UISCE is the Union for Improved Services, Communication and Education and has been the representative voice of people who use drugs in Ireland since 1992.

Starting as a service user group in the Ana Liffey and later becoming an independent organisation, the founding co-ordinator was Tommy Larkin. Tommy was extremely influential in shaping UISCE and was commissioned by the local drugs task force on a consultancy basis to represent the issues of people who used drugs or were receiving drugs services in the area. Tommy, sadly died in 2004 but will always be the heart of UISCE.

Under Tommy’s stewardship, UISCE grew. The organisation published a research report “Methadone: What’s the Story” in 2003 which detailed concerns about aspects of methadone protocols. A further report, “We’re People Too”, published in 2005, in collaboration with the Mountjoy Street Family Practice and the Participation and Practice of Rights Project, documented drug users’ experiences of health services.

Ruardhi McAuliffe represented UISCE as Coordinator for a further eleven years until 2016. During this time the organisation had part of its’ funding cut as a result of the Global Financial Crisis and struggled to stay afloat. Ruardhi successfully steered the ship through the storm and represented UISCE at many national and international events. His strength in building and maintaining relationships allowed the organisation to continue.
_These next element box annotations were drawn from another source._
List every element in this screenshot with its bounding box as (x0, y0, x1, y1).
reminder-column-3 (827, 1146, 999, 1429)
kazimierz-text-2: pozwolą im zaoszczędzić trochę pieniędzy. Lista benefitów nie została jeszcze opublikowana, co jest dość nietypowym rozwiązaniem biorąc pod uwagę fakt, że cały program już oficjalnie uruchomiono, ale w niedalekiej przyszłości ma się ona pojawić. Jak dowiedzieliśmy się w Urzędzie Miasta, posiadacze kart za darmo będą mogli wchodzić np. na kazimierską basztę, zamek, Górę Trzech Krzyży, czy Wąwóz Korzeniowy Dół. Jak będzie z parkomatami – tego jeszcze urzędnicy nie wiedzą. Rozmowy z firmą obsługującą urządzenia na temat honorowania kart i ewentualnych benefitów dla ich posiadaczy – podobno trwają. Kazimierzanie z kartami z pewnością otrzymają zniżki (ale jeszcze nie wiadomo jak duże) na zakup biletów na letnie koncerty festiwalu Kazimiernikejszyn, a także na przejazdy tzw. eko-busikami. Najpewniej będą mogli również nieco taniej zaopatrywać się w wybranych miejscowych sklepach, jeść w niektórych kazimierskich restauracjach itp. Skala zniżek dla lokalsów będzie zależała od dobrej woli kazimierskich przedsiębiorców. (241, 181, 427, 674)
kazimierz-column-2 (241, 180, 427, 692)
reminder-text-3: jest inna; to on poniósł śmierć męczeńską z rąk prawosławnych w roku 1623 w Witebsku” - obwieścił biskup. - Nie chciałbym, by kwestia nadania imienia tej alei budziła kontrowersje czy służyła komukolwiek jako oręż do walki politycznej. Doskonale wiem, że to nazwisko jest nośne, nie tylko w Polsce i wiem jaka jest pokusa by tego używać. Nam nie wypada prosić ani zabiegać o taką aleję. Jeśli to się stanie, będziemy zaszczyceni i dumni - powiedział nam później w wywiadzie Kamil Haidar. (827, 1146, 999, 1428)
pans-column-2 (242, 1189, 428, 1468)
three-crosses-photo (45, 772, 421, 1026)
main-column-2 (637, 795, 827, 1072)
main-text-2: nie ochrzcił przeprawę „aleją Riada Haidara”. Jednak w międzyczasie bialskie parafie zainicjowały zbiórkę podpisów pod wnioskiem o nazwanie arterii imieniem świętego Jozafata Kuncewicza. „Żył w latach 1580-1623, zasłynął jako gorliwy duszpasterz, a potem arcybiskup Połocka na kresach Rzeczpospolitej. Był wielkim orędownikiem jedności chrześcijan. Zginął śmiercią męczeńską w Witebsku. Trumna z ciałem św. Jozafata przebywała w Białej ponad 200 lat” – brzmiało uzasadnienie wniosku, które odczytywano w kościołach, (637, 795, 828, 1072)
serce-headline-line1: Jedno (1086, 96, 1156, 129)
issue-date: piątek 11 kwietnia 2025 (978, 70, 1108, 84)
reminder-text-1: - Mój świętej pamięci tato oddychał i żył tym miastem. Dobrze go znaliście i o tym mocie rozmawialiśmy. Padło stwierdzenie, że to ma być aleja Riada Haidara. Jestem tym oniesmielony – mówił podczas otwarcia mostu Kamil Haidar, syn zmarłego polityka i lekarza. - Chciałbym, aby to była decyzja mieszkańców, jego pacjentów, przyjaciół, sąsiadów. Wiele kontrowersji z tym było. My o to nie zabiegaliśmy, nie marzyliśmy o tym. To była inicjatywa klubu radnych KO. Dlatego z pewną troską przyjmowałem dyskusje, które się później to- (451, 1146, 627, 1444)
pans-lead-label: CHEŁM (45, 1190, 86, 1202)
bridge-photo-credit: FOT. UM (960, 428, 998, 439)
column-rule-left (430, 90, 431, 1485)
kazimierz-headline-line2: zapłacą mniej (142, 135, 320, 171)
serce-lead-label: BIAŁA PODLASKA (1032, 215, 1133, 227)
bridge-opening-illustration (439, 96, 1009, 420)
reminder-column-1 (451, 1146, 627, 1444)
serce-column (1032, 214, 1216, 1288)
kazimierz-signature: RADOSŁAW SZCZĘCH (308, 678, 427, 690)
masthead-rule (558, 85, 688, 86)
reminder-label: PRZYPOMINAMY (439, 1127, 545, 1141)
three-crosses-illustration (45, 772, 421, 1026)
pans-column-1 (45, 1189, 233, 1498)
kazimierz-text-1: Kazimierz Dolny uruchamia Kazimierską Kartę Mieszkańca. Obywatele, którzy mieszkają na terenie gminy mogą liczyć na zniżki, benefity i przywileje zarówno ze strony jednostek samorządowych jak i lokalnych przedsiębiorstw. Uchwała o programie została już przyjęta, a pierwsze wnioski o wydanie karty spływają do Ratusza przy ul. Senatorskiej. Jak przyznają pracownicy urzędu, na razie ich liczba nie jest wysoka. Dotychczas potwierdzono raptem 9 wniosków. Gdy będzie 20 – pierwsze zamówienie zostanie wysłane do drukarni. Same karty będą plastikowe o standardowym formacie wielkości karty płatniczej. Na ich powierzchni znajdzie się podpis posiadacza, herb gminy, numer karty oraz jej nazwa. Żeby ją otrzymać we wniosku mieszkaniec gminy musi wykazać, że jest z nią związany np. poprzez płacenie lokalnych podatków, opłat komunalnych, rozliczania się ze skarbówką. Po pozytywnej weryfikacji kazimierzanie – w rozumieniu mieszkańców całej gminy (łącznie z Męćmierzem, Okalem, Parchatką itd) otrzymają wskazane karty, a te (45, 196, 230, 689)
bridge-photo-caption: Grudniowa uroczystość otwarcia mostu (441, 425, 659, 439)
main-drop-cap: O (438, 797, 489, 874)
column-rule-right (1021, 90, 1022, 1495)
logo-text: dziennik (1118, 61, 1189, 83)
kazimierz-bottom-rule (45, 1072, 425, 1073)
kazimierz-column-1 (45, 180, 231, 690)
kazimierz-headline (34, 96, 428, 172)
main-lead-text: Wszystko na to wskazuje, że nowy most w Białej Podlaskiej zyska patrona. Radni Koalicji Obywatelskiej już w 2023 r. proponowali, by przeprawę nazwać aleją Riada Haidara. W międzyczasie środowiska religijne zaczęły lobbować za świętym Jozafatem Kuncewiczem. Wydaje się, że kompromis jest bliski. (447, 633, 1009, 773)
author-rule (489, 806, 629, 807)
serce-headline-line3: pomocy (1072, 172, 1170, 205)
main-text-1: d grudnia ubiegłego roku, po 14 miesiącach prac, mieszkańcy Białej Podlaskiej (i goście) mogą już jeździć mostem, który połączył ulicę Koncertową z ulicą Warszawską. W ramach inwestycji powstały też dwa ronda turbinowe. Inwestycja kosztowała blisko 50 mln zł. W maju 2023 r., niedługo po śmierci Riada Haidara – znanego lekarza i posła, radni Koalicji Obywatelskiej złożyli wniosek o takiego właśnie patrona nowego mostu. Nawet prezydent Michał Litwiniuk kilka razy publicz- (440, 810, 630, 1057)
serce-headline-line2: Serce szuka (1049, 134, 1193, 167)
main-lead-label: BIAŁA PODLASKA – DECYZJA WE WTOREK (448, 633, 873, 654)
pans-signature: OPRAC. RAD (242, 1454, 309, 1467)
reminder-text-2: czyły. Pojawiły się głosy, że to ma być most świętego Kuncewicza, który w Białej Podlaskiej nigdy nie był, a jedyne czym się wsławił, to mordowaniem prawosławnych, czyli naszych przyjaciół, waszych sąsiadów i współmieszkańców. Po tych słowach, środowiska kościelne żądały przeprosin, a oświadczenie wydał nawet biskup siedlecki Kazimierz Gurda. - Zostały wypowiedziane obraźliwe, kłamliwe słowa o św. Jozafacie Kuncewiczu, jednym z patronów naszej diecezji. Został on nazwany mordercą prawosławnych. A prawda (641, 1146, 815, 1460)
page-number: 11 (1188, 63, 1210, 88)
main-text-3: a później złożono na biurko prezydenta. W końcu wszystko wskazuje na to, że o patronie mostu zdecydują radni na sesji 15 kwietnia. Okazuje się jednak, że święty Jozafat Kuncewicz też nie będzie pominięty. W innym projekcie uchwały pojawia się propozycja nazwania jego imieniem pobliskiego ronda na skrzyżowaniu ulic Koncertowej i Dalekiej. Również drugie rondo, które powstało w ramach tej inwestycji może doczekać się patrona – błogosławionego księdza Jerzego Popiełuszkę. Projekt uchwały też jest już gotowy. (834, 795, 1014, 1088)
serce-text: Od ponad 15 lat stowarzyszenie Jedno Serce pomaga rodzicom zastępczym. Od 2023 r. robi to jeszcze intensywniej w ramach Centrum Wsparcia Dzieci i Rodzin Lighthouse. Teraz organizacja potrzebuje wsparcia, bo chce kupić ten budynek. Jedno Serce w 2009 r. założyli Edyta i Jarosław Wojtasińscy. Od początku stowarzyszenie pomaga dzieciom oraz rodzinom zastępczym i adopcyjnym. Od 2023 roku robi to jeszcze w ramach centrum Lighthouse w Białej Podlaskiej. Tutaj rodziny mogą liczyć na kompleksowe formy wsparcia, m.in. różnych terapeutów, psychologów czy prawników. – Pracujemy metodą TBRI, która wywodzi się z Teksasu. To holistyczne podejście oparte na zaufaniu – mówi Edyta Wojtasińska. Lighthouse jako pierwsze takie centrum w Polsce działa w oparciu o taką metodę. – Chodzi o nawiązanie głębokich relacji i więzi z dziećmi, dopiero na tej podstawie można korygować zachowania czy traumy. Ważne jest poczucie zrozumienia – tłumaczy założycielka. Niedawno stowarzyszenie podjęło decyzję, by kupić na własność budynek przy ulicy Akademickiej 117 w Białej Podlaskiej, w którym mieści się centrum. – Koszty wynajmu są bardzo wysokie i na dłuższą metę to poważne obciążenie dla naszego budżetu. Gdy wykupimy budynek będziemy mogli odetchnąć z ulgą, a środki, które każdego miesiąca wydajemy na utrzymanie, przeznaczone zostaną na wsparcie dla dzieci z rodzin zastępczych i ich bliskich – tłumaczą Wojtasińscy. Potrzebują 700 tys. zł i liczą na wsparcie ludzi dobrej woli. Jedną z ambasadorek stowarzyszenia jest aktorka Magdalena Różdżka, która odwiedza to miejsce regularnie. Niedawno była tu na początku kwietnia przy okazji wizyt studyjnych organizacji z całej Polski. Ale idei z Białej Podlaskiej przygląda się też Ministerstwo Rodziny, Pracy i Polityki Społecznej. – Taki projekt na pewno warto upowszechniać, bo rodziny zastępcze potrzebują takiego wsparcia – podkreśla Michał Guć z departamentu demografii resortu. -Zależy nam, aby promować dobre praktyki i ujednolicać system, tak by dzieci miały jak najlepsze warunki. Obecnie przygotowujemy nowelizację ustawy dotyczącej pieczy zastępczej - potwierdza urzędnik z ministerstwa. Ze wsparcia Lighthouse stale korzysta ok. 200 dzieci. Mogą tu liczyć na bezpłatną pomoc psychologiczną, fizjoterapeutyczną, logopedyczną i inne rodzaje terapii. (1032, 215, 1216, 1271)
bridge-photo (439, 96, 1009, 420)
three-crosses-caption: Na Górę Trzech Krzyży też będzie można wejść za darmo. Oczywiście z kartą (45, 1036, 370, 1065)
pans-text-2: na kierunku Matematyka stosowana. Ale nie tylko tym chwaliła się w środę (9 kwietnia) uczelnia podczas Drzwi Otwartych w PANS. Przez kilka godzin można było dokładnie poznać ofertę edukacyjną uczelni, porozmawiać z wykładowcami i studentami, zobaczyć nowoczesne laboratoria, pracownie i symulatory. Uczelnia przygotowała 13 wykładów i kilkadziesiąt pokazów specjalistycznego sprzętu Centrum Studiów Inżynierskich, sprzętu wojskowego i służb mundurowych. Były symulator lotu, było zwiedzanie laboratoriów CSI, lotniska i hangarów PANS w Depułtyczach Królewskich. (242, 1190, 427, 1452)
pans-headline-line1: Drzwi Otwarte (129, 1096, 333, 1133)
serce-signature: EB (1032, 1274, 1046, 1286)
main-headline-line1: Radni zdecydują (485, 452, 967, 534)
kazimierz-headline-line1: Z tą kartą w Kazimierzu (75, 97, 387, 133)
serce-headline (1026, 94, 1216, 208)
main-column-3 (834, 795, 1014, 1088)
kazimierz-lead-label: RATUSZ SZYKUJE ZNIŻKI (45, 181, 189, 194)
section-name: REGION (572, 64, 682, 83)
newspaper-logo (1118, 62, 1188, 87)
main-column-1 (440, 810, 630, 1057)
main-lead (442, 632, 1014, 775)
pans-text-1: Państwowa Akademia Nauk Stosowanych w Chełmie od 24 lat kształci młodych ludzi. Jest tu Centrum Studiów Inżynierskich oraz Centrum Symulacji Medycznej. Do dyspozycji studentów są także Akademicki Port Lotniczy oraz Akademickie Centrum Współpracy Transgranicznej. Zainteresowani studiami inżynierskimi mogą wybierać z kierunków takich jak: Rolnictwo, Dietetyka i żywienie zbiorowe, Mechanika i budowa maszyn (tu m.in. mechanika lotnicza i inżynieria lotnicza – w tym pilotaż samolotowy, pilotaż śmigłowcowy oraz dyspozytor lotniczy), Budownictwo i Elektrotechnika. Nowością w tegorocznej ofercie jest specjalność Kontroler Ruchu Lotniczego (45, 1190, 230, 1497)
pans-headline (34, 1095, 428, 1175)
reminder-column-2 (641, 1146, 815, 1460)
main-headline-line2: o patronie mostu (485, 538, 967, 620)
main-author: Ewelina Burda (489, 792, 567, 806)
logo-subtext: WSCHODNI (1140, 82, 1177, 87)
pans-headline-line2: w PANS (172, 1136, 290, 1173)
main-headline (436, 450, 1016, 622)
We ensure collaboration and engagement of service users in the development of services and products designed to benefit this community. Recently, we have adopted a National remit and are now representing people who use drugs across the country.

The National Drug Strategy places centrality on drug user representation across all pillars. UISCE make this requirement actual by engagement through unique peer led outreach and capacity building for people who use drugs.

UISCE has a respected publication, Brass Munkie, with distribution of 4000 hard copies per annum. This supports communication and the ability to provide information on harm reduction as well as health warnings and initiatives to a large group of people who use drugs. In the past quarter, UISCE has engaged with 347 people who use drugs through the donation of 994 Volunteer Hours.